14 octobre 2016  – Je me rappelle combien j’avais été frappé, à la fin septembre 2001, en lisant ce que Donald Rumsfeld, alors secrétaire à la défense et certainement le plus intelligent dans la bande belliciste autour de GW Bush,  avait dit de l’attaque du 11 septembre. La chose a été rappelée dans ce texte du 12 octobre :

« Peu après l'attaque, le secrétaire à la défense Rumsfeld, décidément le philosophe de la bande, expliquait que ce que les terroristes attaquaient, c'est l'American Way of Life, — effectivement la façon d'être de l'Amérique, car pour elle “être” c’est “vivre” et rien d’autre. On ne peut réduire cette attaque à une attaque contre la politique de l'Amérique. Elle vise la substance de l'Amérique ; elle vise et touche les symboles qui représentent cette substance... »

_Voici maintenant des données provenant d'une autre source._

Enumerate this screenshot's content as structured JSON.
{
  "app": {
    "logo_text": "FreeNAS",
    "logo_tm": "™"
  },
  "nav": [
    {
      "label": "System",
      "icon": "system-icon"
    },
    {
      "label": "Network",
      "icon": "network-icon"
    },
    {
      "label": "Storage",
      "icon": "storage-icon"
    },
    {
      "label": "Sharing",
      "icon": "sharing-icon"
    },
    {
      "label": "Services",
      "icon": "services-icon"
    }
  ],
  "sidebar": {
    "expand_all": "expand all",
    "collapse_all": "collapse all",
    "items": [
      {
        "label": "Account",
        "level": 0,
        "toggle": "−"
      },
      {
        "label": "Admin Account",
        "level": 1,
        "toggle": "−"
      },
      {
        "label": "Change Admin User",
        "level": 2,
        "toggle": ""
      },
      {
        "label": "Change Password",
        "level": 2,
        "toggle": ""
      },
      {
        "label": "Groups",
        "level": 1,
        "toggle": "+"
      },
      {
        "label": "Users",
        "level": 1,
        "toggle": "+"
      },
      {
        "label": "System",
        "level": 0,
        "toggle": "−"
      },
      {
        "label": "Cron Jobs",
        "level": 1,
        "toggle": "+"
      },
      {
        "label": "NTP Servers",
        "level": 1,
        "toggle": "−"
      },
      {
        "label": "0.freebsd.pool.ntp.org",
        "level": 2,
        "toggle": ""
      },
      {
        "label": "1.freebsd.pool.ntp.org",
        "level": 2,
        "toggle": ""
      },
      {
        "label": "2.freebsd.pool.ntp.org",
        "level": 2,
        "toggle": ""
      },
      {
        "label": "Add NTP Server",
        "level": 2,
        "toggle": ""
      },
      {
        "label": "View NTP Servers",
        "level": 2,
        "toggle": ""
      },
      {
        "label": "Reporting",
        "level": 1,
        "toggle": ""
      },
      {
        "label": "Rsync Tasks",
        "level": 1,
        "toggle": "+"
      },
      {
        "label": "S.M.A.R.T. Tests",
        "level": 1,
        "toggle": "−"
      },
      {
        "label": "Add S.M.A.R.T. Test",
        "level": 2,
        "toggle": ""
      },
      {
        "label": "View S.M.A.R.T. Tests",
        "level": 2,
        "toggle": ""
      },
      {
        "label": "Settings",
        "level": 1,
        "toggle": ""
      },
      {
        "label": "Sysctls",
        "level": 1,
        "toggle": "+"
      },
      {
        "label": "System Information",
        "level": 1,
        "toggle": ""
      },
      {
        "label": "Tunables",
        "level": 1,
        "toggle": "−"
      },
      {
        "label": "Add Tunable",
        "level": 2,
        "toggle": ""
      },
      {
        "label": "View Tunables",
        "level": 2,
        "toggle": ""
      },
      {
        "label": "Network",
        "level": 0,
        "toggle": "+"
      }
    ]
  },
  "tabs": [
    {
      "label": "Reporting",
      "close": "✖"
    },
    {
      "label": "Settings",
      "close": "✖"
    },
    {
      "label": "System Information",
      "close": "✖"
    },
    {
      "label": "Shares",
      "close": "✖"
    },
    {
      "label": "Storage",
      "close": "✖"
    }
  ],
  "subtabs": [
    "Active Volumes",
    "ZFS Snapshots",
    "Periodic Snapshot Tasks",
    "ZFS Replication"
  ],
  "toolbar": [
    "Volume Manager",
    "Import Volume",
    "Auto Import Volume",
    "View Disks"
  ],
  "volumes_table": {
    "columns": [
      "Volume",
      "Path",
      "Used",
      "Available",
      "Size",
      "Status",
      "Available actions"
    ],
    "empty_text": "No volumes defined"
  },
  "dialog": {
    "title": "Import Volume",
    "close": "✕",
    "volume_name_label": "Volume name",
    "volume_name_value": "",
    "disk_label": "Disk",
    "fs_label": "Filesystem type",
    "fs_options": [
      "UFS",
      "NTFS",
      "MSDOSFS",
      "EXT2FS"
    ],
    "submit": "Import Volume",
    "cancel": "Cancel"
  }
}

Tout cela était évoqué, on le sait, à propos de ce général, Milley, exposant d’une voix furieuse et guerrière ce fondement même de la Grande République, The American Way of Life, et ceux qui entendent se lancer dans l’entreprise de la détruite (« “Je veux être clair pour ceux qui, dans le monde entier, veulent détruire notre façon de vivre...” [“want to destroy our way of life”], ‘nous vous détruirons’”... »). Bien sûr, nul n’ignore que l’avertissement s’adresse d’abord sinon exclusivement à la Russie et j’y viendrai, mais je veux ici développer le sentiment que je me suis fait de cette sorte d’avertissement, – puisqu’il semble être devenu un “modèle” de l’anathème américaniste. L’idée n’est nullement anodine, et la rencontre entre l’intelligent Rumsfeld et le stupide Milley ne m’importe qu’à cause de la puissance de l’expression que tous deux utilisent, qui a sa vie propre, sa signification symbolique abyssale, sa puissance métahistorique ou plutôt infra-historique comme l’on dit du Mordor, qu’elles soit dite par une crapule finaude ou une brute épaisse : “The American Way of Life” (ou bien “Our Way of Life”) ; cette expression a véritablement une connotation métaphysique, quelque chose qui dépasse le courant de la politique (pour les temps normaux) et le courant de la folie-ordinaire (pour les temps actuels).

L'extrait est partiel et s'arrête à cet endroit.